Location: Agroecosystems Management ResearchTitle: Carbon dynamics in agricultural systems) Author
Submitted to: Book Chapter
Publication Type: Book / Chapter
Publication Acceptance Date: 6/1/2011
Publication Date: 3/15/2013
Citation: Cambardella, C.A., Hatfield, J.L. 2013. Carbon dynamics in agricultural systems. In: Brown, D.G., French, N.H.F., Reed, B.C., Robinson, D.T., editors. Soil Carbon Dynamics in Agricultural Systems. New York, NY: Cambridge University Press. p. 381-402. Interpretive Summary:
Technical Abstract: The soil carbon (C) pool constitutes the largest reservoir of C in terrestrial ecosystems. Full accounting of C emissions and sequestration to obtain net C flux budgets for agriculture indicate that agricultural land can function as a net source or sink of C, depending on land use and management. Adoption of land management strategies that foster C sequestration in agricultural soils will be important over the next several decades as we develop new mitigation strategies and technologies to reduce C emissions. The objective of this chapter is to provide a broad overview of C cycling in agroecosystems and to discuss selected research focus areas that challenge current paradigms and address the current state of our knowledge.
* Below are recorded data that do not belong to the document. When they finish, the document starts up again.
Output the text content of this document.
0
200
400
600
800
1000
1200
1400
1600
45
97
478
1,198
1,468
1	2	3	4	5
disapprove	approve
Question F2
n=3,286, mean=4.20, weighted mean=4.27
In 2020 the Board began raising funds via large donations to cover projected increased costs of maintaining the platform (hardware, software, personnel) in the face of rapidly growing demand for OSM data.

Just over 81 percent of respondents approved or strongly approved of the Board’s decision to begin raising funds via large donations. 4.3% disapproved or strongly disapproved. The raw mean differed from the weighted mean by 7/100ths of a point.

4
Agricultural land management options currently recommended to foster C sequestration nearly always include some reduction in tillage intensity and implementation of integrated, multifunctional cropping rotations that include forage legumes, small grains and organic amendments from animal manure or compost, supporting the production of primary commodity crops (corn, soybean, wheat, rice, and cotton). For example, planting cover crops after harvesting primary crops, can extend the time that atmospheric carbon dioxide is captured and stored in plant biomass. Increasing CO2 levels in the atmosphere can increase the amount of plant biomass and can potentially increase the rate of soil carbon sequestration. There is a linkage between carbon dynamics and the loss of other greenhouse gases, e.g., methane and nitrous oxide, from soil. Methane is linked with soil biological processes in high organic matter soils while nitrous oxide is related to nitrogen dynamics linked to water status in soils. The challenges for agroecosystem management are to determine the dynamics of soil carbon under different cropping and soil management practices. Improvement of soil organic matter content has major benefits in enhancing the soil function and capabilities. The interest in carbon sequestration as part of carbon balance has to be balanced with improvements in the soil that promote healthy ecosystems.